Il y a dans l’air du temps de nombreux malentendus à propos de ce que l’on appelle les lois de la manifestation. Si c’était clair, tout le monde pourrait manifester une Ferrari dans sa vie, et les rues seraient bondées de voitures de luxe. La première chose à débrouiller est la provenance de notre désir de création. Autrement dit, notre égo est incapable de créer, car ses actions, mues par la peur, ne sont pas liées à la réalité. C’est pour cette raison que toute tentative de création de richesse, de luxe ou de célébrité ne fonctionne pas. Par contre, l’âme, cette partie divine de notre être, nous relie directement et instantanément à la source de l’acte créateur.

Nous, les humains, cherchons depuis la nuit des temps comment suivre le courant singulier de notre existence. En retournant à l’intérieur de soi, dans cet espace de tranquillité, de détente et de sensibilité, nous pouvons ressentir ce courant. Il y a véritablement, à l’intérieur de chacun de nous, un mouvement de vie qui a une direction précise. Nous pouvons lire le courant de la rivière de notre vie, comme ceux qui font du canot de rivière et qui lisent les rapides. Comme si la vie en soi cherchait à accomplir ce qu’elle a à accomplir et qu’on lui accordait toute notre collaboration. Vue sous cet angle, la vie n’est pas notre projet. C’est plutôt nous qui suivons un projet de la vie. En entrant en syntonie avec le potentiel de vie, nous devenons consciemment des cocréateurs de l’univers. En devenant ainsi partenaires du divin, nous pouvons commencer à croire que tout est possible. Mais, dans le concret, comment cela se passe-t-il?

Lorsque l’âme souhaite quelque chose, elle est immanquablement dans l’amour, dans la joie, dans la paix, dans la santé, dans la bienveillance, dans le partage, dans la beauté… dans toutes ces vibrations positives. L’âme ne désire pas de la même façon que l’égo : avant tout, elle souhaite toujours le bien de tout ce qui est vivant. Créer, c’est formuler un vœu précis à partir d’un cœur pur, puis laisser à Dieu ou à l’univers les détails de sa réalisation. Le lâcher-prise est alors nécessaire pour ce qui est du moment où notre désir se manifestera dans la réalité et de la manière dont il le fera. L’une des clés essentielles consiste à créer à partir du positif et non du manque, car les lois de l’univers sont objectives. Si l’on crée à partir du manque (je n’ai pas d’argent, de conjoint, de travail, etc.), c’est ce qu’elle va fidèlement nous livrer. Cela explique les « patterns » dans lesquels nous nous trouvons parfois emprisonnés. Une seconde clé est l’importance de maintenir le niveau vibratoire de notre création afin de permettre sa réalisation. Il s’agit non seulement de garder espoir, mais de ressentir que tout est déjà en train de s’accomplir dans l’invisible. C’est comme si on lançait un boomerang du haut d’un édifice : il importe de rester sur le toit pour l’attraper lorsqu’il reviendra vers nous.

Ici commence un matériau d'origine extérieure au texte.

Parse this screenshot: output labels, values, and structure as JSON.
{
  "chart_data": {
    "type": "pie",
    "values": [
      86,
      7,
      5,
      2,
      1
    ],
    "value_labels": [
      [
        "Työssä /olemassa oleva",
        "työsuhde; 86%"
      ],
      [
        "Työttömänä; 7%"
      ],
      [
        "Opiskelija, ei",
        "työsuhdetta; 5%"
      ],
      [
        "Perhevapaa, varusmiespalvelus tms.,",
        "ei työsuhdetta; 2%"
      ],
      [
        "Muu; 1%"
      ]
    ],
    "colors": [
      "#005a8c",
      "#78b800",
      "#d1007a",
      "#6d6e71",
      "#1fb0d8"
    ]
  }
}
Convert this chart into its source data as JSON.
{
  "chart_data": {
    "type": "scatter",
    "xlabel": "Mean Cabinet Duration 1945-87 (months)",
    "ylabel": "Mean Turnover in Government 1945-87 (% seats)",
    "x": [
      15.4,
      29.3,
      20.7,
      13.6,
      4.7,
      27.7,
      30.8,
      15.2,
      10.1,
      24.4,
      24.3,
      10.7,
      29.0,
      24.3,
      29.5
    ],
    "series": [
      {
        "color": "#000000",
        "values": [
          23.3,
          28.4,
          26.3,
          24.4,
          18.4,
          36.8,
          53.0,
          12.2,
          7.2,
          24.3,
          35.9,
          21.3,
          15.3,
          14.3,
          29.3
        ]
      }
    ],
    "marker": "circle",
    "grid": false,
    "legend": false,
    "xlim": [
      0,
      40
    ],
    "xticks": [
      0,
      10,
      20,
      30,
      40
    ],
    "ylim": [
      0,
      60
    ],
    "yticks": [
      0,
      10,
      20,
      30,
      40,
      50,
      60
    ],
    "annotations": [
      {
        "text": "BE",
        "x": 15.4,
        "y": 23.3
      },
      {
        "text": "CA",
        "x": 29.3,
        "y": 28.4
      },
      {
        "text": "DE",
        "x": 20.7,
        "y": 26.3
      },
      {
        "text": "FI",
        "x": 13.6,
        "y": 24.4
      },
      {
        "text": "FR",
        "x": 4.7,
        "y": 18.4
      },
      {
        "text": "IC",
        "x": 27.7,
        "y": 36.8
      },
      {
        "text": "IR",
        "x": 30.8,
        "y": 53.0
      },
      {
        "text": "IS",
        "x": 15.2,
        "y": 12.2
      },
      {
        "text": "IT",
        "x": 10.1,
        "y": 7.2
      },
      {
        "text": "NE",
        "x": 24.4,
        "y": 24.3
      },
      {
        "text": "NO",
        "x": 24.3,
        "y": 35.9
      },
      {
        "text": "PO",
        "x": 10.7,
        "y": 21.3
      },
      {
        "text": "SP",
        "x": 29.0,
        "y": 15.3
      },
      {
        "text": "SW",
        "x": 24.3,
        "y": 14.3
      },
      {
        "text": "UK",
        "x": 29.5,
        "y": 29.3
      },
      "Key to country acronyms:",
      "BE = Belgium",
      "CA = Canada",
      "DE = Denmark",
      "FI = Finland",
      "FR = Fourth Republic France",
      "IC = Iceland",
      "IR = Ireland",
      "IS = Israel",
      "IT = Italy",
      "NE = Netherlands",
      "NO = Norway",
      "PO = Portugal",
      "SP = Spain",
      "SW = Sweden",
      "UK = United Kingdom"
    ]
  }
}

À chaque instant, notre désir de créer à partir de l’amour plutôt qu’à partir de la peur détermine ce qui se manifestera dans notre vie. En devenant en parfaite harmonie avec la vie divine qui nous habite, nous trouvons notre plein pouvoir divin de créateurs. Et en cessant d’aller à contre-courant, en suivant plutôt le flot de la rivière de notre existence, nous découvrons que l’univers nous donne au fur et à mesure tout ce dont nous avons besoin. Notre vie est véritablement une œuvre d’art en constante création.